The mission of the Food and Drug Administration is to protect public health from the potential damage made by dangerous or low-quality food, drugs, and cosmetics. The federal agency installs criteria of quality and controls their adherence. Certification of the FDA spreads on food items produced in the US and imported from abroad. The agency controls the safety of human and veterinary drugs, especially over the counter medicine. Dietary supplements that are not drugs also undergo certification. The FDA also controls the quality of medical equipment that emits electromagnetic radiation. Cosmetic items are included in the list of consumers’ products that may undermine human health, for this reason, the FDA oversees the quality of cosmetics available on the US market.

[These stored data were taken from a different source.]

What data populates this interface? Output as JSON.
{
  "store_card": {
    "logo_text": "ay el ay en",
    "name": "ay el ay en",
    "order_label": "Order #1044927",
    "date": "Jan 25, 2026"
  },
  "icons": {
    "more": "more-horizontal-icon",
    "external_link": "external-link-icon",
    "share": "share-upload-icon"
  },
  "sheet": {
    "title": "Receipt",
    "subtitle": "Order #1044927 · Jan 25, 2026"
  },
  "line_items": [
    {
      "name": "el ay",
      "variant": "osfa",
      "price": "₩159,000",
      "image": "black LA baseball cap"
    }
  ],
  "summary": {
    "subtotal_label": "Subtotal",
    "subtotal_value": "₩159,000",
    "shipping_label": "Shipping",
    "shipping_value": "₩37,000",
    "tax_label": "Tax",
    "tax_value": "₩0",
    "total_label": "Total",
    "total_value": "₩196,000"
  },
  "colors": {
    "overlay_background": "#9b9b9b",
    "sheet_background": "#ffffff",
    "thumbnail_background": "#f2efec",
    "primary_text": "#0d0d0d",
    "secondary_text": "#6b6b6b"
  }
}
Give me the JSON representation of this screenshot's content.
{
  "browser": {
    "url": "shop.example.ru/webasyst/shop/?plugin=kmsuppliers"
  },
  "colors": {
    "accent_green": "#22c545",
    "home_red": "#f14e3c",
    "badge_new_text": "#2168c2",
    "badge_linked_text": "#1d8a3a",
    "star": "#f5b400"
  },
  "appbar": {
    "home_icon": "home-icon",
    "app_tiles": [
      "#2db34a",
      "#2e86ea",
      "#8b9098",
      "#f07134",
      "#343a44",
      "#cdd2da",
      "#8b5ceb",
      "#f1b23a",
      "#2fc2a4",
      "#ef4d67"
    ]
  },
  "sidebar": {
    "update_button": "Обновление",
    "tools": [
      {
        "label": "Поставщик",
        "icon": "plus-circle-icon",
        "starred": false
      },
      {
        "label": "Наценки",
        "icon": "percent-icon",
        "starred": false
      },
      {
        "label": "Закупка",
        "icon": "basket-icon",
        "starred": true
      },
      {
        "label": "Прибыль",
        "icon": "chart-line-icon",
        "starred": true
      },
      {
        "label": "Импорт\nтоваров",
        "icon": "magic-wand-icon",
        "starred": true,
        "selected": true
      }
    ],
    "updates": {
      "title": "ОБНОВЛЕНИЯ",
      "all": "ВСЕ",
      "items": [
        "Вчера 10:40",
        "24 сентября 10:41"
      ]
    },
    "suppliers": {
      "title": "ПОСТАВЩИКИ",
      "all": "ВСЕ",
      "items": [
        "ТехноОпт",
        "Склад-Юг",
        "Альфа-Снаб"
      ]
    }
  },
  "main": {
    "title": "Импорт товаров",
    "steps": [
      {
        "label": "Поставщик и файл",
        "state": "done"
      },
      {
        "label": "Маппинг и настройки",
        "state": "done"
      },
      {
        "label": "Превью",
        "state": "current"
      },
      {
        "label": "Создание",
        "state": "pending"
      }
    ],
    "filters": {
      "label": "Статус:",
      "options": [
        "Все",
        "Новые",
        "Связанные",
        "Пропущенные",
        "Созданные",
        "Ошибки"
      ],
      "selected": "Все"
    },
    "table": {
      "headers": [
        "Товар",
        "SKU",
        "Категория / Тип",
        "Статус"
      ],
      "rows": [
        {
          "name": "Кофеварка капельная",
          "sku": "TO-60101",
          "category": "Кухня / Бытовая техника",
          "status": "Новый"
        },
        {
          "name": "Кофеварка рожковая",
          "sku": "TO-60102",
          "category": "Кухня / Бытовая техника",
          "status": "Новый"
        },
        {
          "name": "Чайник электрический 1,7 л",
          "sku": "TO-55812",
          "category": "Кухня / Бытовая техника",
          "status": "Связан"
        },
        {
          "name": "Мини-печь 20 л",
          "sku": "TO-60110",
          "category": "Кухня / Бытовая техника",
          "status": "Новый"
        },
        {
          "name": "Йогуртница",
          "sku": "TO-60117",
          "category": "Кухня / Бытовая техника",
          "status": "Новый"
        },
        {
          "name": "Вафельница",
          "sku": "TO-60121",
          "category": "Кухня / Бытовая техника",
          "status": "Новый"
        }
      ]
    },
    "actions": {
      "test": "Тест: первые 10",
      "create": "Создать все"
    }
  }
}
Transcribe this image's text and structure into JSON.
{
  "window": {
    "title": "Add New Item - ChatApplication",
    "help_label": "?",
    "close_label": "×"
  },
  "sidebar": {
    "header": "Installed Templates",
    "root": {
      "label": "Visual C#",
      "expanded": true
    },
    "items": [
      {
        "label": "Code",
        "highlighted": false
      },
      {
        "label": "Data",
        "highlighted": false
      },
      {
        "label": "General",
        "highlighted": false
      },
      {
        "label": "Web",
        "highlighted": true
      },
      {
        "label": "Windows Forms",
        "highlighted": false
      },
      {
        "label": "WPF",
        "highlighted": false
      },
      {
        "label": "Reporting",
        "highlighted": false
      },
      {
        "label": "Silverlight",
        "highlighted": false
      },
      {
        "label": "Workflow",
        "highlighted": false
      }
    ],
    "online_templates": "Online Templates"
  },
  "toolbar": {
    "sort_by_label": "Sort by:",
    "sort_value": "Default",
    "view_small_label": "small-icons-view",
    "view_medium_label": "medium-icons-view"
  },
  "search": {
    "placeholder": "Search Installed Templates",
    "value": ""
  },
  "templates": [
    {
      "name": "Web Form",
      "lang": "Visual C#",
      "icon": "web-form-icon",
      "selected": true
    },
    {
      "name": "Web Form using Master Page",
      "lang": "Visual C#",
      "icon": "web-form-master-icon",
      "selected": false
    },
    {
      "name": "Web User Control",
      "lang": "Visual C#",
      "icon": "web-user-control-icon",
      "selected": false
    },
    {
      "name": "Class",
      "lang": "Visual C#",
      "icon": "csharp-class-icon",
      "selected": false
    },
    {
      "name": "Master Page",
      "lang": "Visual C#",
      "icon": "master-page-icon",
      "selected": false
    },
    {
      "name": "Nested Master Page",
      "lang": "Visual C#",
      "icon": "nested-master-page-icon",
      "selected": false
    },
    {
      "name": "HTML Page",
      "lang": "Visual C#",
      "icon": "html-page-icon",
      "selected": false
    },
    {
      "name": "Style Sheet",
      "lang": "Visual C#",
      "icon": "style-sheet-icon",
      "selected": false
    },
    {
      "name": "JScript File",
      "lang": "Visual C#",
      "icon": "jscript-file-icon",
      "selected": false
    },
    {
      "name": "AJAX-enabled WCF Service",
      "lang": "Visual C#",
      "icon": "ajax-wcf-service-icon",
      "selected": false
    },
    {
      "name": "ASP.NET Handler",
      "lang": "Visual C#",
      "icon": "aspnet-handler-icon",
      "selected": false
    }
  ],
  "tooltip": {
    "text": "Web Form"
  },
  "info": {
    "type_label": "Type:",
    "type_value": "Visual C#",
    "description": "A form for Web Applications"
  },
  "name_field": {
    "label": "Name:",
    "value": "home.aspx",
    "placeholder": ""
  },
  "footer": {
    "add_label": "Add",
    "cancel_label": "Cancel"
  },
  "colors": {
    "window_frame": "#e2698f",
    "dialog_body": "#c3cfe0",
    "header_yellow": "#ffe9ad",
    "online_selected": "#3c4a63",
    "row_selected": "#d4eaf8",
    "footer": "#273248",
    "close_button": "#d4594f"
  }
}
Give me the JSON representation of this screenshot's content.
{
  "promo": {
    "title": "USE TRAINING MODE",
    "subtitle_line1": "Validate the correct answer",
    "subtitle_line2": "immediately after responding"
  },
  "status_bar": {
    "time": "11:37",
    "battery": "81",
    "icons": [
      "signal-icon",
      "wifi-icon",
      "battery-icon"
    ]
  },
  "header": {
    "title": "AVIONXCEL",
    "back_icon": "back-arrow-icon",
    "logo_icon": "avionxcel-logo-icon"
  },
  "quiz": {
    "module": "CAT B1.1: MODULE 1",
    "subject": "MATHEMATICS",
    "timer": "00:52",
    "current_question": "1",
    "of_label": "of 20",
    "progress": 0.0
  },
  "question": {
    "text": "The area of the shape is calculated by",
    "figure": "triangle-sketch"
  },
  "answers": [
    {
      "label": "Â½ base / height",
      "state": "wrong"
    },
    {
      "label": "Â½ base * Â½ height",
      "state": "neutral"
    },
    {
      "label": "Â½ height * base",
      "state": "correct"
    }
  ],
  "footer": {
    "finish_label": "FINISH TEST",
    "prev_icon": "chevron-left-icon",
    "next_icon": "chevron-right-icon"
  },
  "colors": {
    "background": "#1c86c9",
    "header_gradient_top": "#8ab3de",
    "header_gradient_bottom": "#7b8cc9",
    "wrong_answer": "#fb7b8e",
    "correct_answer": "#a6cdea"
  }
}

Safety of drugs used by the society is the foremost concern of the FDA. Control over the quality of drugs is performed by the Center for Drug Evaluation and Research. This branch of the FDA provides clinical testing of the medicine. All substances are tested in the laboratory and on animals after which some of them are tested on humans. During these tests, the frequency of side effects and general efficiency is determined.
As a governmental service, the FDA enforces a range of laws in health care dealing with products that are not determined as drugs. Here belong items of personal hygiene, cell phones, products for pets etc.. The FDA is financed from the taxpayers’ money and represents interests of the consumers. No drug companies can press or influence the decisions of the agency, otherwise, they are held responsible in court.